While doing these experiments, we measured the height of the object as well as the height of the objects image in the mirror and the distance of the object from the mirror. Using both of these heights, we can determine the magnification of the mirror on the object and the image distance. The calculations are as fallowed:

h_object = 12 ± .5 cm   h_image = 4 ± .5 cm    d_object = 50 ± .5 cm

d_i/h_i = d_o/h_o

d_i = d_oh_i/h_o = 50*4/12 = 16.7 ± 2.2 cm

M = h_image / h_object

M = 4/12 = .333 ± .044

From this calculation, it shows that the magnification is less than one; therefore, the image must seem smaller in the mirror than the actual object. A ray sketch for this type of mirror was made and the results from the sketch match our observations. 

As you can see from the ray sketch, the image is located inside the mirror and is demagnified. It is also notable that the object is not inverted but rather it is erect.

            Concave Mirror

            For this part, the convex mirror was switched with a concave mirror. The same process was followed and the object was placed on top of the meter stick and the image was viewed. For this mirror, however, the object was very different. As oppose to the convex mirror, this concave mirror showed an image that was magnified and inverted. Also, the image itself appeared to be located in front of the mirror as oppose to inside of it.

We then started by moving the object further away from the mirror. This resulted in the image becoming very small and still inverted. After that was done, we then moved the object closer to the mirror. As this was done, the properties of the image changed once again. When the image got closer to the mirror, the image became larger while still inverted. Then at some point, the object became as big as to cover the entire mirror. As we moved the object even closer, the image of the object flipped and became erect and still magnified. Once this point was reached however, the object began to get smaller. 

As the picture shows, the image is now erect and smaller as the marker is moved closer to the mirror. The image itself is still located outside of the mirror in between the object and the surface of the mirror. The object’s height was measured once again as well as the height of the image of the object and the object distance. These were used to find the magnification of the object and the image distance.

h_object  = 12 ± .5 cm    h_image = 16.5 ± .5 cm   d_o = 100 ± .5 cm

d_i = d_oh_i/h_o = 100*16.5/12 = 137.5 ± 12.2 cm

M = h_i / h_o = 16.5 / 12 = 1.4 ± .071

This magnification provided a value that is greater than 1. This means that the mirror does magnify the object and makes the image appear larger than the original object height. To check this, a ray diagram for this mirror was also constructed. 
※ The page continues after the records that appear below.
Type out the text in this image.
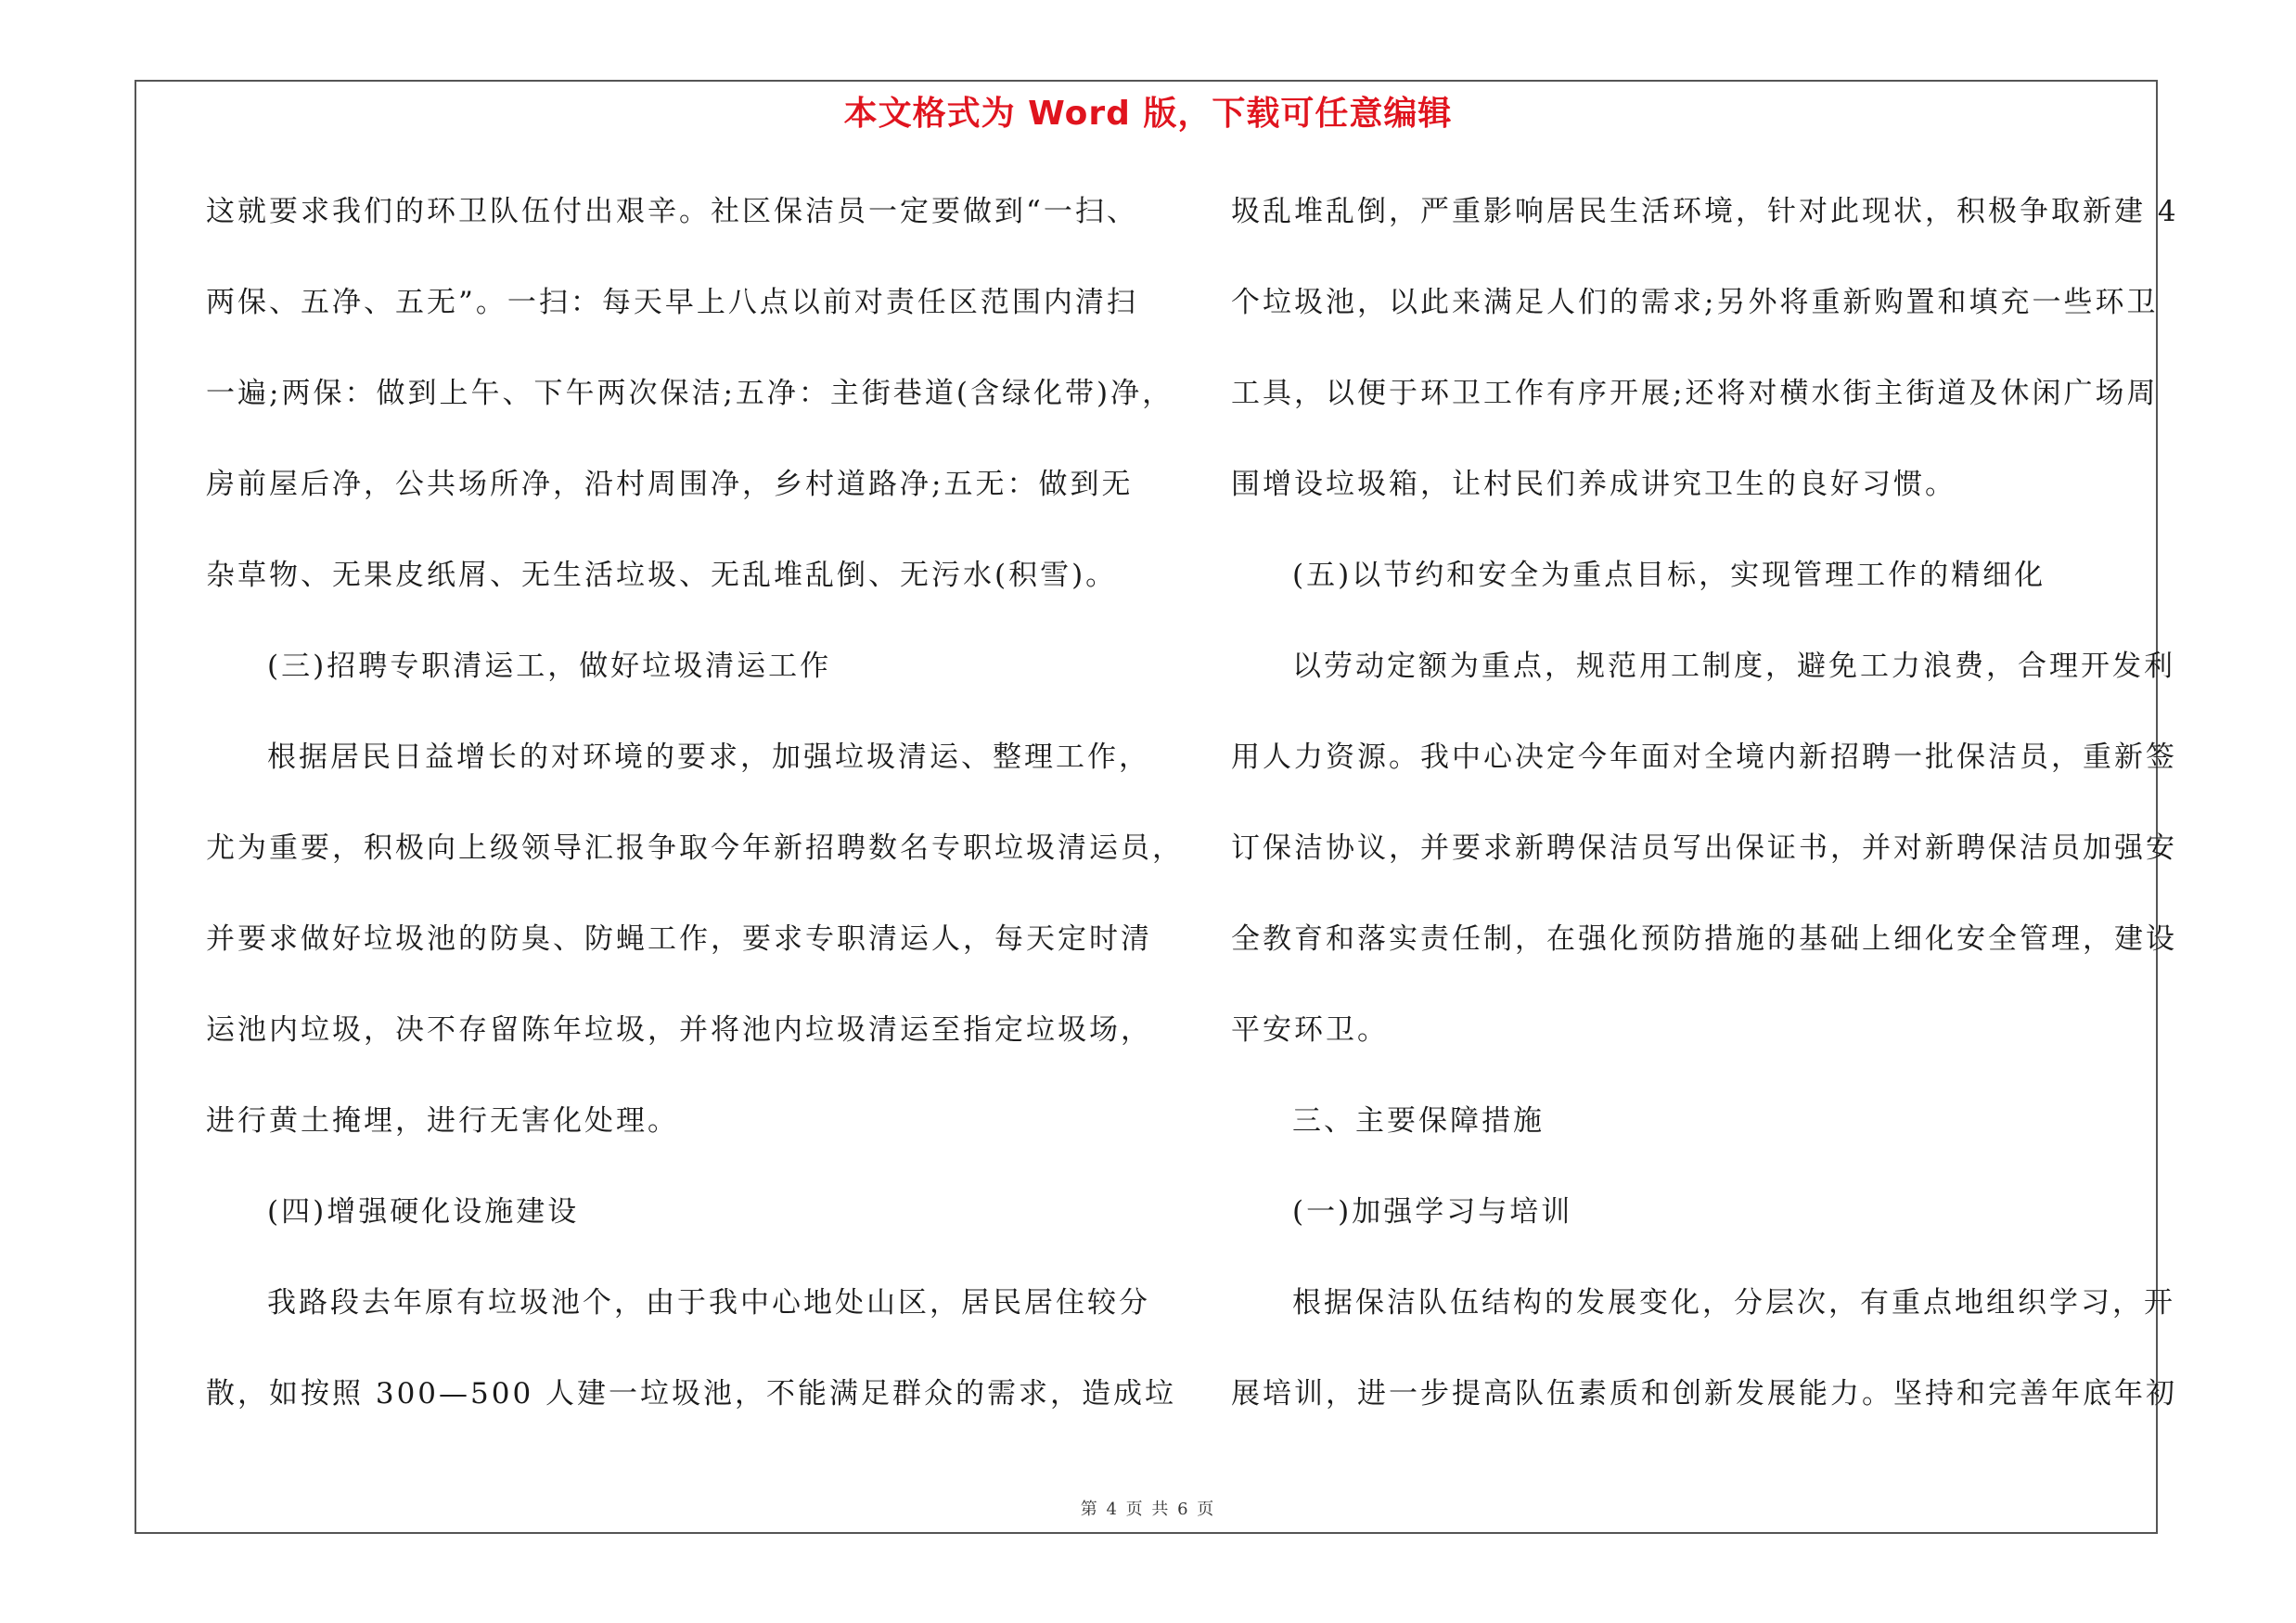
本文格式为 Word 版，下载可任意编辑
这就要求我们的环卫队伍付出艰辛。社区保洁员一定要做到“一扫、
两保、五净、五无”。一扫：每天早上八点以前对责任区范围内清扫
一遍;两保：做到上午、下午两次保洁;五净：主街巷道(含绿化带)净，
房前屋后净，公共场所净，沿村周围净，乡村道路净;五无：做到无
杂草物、无果皮纸屑、无生活垃圾、无乱堆乱倒、无污水(积雪)。
(三)招聘专职清运工，做好垃圾清运工作
根据居民日益增长的对环境的要求，加强垃圾清运、整理工作，
尤为重要，积极向上级领导汇报争取今年新招聘数名专职垃圾清运员，
并要求做好垃圾池的防臭、防蝇工作，要求专职清运人，每天定时清
运池内垃圾，决不存留陈年垃圾，并将池内垃圾清运至指定垃圾场，
进行黄土掩埋，进行无害化处理。
(四)增强硬化设施建设
我路段去年原有垃圾池个，由于我中心地处山区，居民居住较分
散，如按照 300—500 人建一垃圾池，不能满足群众的需求，造成垃
圾乱堆乱倒，严重影响居民生活环境，针对此现状，积极争取新建 4
个垃圾池，以此来满足人们的需求;另外将重新购置和填充一些环卫
工具，以便于环卫工作有序开展;还将对横水街主街道及休闲广场周
围增设垃圾箱，让村民们养成讲究卫生的良好习惯。
(五)以节约和安全为重点目标，实现管理工作的精细化
以劳动定额为重点，规范用工制度，避免工力浪费，合理开发利
用人力资源。我中心决定今年面对全境内新招聘一批保洁员，重新签
订保洁协议，并要求新聘保洁员写出保证书，并对新聘保洁员加强安
全教育和落实责任制，在强化预防措施的基础上细化安全管理，建设
平安环卫。
三、主要保障措施
(一)加强学习与培训
根据保洁队伍结构的发展变化，分层次，有重点地组织学习，开
展培训，进一步提高队伍素质和创新发展能力。坚持和完善年底年初
第 4 页 共 6 页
Upon first glance, it appears that the sketch does not agree with my observations. But, this sketch is being taken with the assumption that the object is a large distance away from the mirror. As stated earlier, as the object moved further from the mirror, the magnification effect became less and the image became smaller. So yes, this sketch does in face agree with my observations.

Summary:

            From this experiment, many conclusions can be made about these two specific types of mirrors. For the convex mirror, the image will always be erect and the image height will never be greater than the actual height of the object. For the concave mirror, the image is always outside of the mirror and the orientation of the image depends on the distance away from the mirror the object is.